5)       Insomma, bisogna avere la forza di un discorso che non sia più, per quanto al limite delle sue possibilità, teologico-politico e che, dunque, continui a presupporre (malgrado la negazione teorica) l’agire di forze “catecontiche” (emblematico quanto detto, alla fine della lectio, sollecitato, sui media), urge entrare nel mare aperto, nell’Abbandono (mistico, francescano) al potere rigenerativo dell’Amore e della Grazia. Potremmo dire che questo è il tempo della grande Riforma in cui ci si salva sola Fide, senza ausilio delle opere inevitabilmente votate al male? E, dunque, questo tempo esige, niente poco di meno che... santi! Ma una santità tutta nuovo, come scriveva, ancora una volta, una di coloro che, nel suo cuore “spezzato”, nella sua testimonianza priva di tattica, nel suo letterale lasciarsi morire con chi moriva durante la seconda guerra mondiale, ha testimoniato questa inaudita possibilità che rimane all’Occidente cristiano di salvare e di salvarsi: «Viviamo in un’epoca che non ha precedenti, e nella situazione presente l’universalità, che un tempo poteva essere implicita, deve ora essere totalmente esplicita. Il linguaggio e tutto il modo d’essere ne devono essere impregnati.
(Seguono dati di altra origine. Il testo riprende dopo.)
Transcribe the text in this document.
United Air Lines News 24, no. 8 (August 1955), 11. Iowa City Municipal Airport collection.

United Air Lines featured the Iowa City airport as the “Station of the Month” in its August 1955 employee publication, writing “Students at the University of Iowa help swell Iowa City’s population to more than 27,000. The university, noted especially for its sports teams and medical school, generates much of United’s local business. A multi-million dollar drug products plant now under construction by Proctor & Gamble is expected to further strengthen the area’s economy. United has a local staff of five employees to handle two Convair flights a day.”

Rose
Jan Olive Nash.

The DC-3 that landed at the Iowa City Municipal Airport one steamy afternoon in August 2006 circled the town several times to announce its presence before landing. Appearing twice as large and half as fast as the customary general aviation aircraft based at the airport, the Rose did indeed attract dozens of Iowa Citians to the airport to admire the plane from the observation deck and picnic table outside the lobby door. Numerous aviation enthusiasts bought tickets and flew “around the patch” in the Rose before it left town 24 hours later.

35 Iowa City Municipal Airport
Oggi non è sufficiente esser santo: è necessaria la santità che il momento presente esige, una santità nuova, anch’essa senza precedenti […]. Un nuovo tipo di santità è qualcosa che scaturisce d’improvviso, una invenzione. Fatte le debite proporzioni, mantenendo ogni cosa al proprio posto, è quasi un fatto analogo a una nuova rivelazione dell’universo e del de­stino umano. Significa mettere a nudo una larga porzione di verità e di bellezza sino ad ora nascosta sotto uno spesso strato di polvere. Esige più genio di quanto sia occorso ad Archimede per inventare la meccanica e la fi­sica: una santità nuova è un’invenzione più prodigiosa».
Di aspiranti santi abbiamo bisogno, non più di professori di teologia o di politica, con le loro strutture che rischiano, sempre più, di divenire sepolcri.